In developing an exhibition as part of the WDC programme we wanted to interrogates these issues and surface the actual congruencies in ‘craft’ and ‘design’. The subject of food, as our most basic need, and, after water, essential for our survival, provided us with an area of focus through which we can weave an easily digestible narrative which we can all relate to.
The story of food has multiple dimensions: from field-to-table involves the production, making, preserving, storage and transport of food and the cultural rituals of serving, eating and mealtimes; with marketing, packaging, and waste an added convenience and complication of modern life.
It is also an object-based narrative which meant we could draw on the rich store of Iziko’s Social History Collections that shows the complex contribution of manufacturing advances over the last 200 years juxtaposed with the creativity of contemporary designer-makers.
Delving into the story of food is also a story of technological developments, the discovery of new materials, ways of making, and social change.
But it also shows how, in an increasingly complex environment where inequalities are increasing across the globe, designers now need, in their design activity, to embrace values which consider our fragile environment, scarce resources, social cohesion, the phenomena of over-consumption and under-consumption. After a relatively brief reign as style creators and image-makers, designers are being called on again to be responsive to risk and challenge and be change-makers.
And so the exhibition also provides a platform for us to segue into a new strategic focus for the Institute and opportunities for the sector.
Having proved our value and viability as an ‘industry’ offering much to the creative and cultural fabric of our province, we are now in a position to use the skills and competencies within the sector to impact beyond our creative cluster.In 2012 the CCDI was commissioned by the provincial government to drive a process of developing a Design Strategy for the Western Cape.
Since formally adopted by provincial authorities, the Design Strategy is focused on stimulating the use of design as a cross-cutting skill and process to unlock innovation, competitive advantage and stimulate economic growth across other sectors of the economy.
Tasked with driving the implementation of the strategy, the CCDI along with a wide-range of stakeholders and role-players, is ready to embrace the challenge for the next decade: Tapping into and nurturing our design-and-making-DNA to stimulate and provoke the inventions and innovations we need to deal with the myriad challenges and opportunities that we face in building our new nation.

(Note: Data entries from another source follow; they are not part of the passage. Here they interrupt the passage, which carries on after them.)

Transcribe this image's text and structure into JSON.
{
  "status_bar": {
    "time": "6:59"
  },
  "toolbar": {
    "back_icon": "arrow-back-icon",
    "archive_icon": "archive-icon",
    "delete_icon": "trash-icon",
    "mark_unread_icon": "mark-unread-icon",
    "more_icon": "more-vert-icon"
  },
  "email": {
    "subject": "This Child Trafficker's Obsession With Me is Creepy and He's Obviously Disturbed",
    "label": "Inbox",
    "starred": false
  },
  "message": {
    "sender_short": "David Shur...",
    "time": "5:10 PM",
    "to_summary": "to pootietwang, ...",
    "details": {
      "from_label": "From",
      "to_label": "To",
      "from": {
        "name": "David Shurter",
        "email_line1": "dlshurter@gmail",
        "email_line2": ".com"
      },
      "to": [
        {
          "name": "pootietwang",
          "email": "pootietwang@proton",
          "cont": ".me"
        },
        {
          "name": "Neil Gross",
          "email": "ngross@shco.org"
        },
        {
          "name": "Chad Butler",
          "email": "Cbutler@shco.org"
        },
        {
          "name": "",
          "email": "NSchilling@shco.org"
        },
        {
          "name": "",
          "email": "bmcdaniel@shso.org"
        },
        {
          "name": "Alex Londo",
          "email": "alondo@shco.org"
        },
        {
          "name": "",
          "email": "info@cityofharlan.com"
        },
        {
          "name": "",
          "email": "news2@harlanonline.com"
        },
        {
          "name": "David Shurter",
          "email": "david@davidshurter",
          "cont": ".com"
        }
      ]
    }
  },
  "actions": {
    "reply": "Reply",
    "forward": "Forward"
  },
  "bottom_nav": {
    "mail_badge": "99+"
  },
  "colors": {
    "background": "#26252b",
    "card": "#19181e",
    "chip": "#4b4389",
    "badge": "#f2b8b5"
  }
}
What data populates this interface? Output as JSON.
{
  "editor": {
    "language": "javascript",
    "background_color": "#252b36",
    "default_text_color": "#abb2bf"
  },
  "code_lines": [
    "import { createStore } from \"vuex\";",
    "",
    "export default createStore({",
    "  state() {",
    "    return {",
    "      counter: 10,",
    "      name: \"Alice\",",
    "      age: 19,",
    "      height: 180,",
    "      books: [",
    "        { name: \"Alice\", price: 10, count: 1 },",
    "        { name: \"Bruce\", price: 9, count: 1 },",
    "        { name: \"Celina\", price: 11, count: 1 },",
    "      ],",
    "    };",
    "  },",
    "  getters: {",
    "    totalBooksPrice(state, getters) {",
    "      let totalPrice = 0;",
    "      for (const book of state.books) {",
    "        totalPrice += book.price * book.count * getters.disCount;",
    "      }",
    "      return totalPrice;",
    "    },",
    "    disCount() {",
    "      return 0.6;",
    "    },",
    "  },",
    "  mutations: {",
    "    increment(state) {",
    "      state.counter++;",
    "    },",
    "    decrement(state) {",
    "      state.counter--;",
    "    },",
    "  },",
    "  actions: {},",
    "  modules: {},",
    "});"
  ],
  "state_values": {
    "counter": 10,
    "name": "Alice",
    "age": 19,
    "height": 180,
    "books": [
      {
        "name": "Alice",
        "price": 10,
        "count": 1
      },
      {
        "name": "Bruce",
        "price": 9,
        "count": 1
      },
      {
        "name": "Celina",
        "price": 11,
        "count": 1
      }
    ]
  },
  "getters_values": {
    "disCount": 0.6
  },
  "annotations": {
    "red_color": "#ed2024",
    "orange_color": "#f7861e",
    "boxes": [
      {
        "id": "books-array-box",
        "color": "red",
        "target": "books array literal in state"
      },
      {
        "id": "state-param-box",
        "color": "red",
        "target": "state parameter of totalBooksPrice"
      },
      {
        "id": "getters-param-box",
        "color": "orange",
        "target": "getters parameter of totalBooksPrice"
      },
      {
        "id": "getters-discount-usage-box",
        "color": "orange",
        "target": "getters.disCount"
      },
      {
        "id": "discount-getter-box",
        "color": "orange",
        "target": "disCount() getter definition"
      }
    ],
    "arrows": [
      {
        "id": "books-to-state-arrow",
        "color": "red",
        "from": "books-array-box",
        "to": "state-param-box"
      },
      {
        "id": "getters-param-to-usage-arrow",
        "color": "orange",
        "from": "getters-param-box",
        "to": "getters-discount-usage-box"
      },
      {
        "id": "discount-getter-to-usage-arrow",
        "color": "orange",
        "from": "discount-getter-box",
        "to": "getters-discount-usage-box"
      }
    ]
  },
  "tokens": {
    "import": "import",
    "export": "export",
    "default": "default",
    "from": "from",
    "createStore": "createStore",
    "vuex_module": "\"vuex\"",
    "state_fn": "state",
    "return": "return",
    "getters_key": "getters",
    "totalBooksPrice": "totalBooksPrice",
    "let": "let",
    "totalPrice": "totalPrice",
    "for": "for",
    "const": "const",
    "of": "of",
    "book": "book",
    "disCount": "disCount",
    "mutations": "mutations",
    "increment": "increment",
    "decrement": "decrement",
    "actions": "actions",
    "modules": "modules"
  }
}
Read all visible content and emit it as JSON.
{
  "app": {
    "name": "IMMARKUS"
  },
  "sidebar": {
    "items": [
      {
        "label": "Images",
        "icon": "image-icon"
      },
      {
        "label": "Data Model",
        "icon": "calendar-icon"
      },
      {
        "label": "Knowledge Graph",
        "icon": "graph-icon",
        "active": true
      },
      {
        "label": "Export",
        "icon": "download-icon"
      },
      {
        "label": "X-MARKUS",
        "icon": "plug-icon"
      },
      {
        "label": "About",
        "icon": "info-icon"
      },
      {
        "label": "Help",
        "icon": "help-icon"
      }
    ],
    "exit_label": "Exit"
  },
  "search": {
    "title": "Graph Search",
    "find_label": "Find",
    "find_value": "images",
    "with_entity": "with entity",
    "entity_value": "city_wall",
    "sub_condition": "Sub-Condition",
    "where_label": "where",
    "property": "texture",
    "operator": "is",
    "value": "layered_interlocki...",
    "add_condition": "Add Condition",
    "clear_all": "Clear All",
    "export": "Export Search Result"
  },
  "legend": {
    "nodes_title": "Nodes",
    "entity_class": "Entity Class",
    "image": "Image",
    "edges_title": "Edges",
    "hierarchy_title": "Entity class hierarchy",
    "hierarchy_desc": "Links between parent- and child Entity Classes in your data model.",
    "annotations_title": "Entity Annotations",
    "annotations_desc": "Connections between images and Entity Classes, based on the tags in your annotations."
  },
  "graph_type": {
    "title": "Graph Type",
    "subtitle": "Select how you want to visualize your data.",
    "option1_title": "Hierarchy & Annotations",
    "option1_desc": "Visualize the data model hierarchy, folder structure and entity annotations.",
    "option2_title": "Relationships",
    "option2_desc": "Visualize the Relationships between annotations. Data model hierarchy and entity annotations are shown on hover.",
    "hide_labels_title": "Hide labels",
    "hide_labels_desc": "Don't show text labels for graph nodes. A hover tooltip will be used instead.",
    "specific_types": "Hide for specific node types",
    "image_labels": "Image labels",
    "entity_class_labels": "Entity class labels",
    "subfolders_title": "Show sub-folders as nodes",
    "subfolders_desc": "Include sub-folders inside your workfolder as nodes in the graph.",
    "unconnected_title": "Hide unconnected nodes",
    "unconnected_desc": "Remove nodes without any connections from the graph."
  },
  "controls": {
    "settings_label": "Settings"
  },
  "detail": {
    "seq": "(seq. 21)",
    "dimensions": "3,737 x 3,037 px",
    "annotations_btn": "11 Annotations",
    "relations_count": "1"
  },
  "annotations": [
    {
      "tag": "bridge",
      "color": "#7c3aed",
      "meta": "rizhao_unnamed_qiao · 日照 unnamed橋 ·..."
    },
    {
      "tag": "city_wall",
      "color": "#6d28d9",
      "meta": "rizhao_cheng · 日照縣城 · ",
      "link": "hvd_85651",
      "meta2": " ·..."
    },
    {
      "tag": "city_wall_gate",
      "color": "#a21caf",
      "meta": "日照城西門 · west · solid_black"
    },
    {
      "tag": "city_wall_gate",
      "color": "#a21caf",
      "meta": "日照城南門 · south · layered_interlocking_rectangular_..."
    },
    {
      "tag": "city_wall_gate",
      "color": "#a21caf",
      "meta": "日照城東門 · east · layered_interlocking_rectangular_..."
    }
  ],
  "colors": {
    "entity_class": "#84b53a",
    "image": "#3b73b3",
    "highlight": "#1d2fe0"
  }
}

ERICA ELK: EXECUTIVE DIRECTOR: CCDI
Engraved ostrich egg shell used as water container by indigenous people (from Iziko Museums of South Africa Social History Collections), PET bottle, and stainless steel ice-bucket with ostrich egg-shell inlay by Avoova. Photograph: Carina Beyers, Iziko Museums of South Africa.
WHEN: until 12 October 2014
WHERE: Iziko Good Hope Gallery, Castle of Good Hope, Buitenkant Street, Cape Town. Gates open 09h00 daily (last entry 15h30 – close at 16h00)
COST: Entrance to the Castle: Adults R30, pensioners (SA card holders only) R15, children/students (5-16 years) R15, booked school groups R5.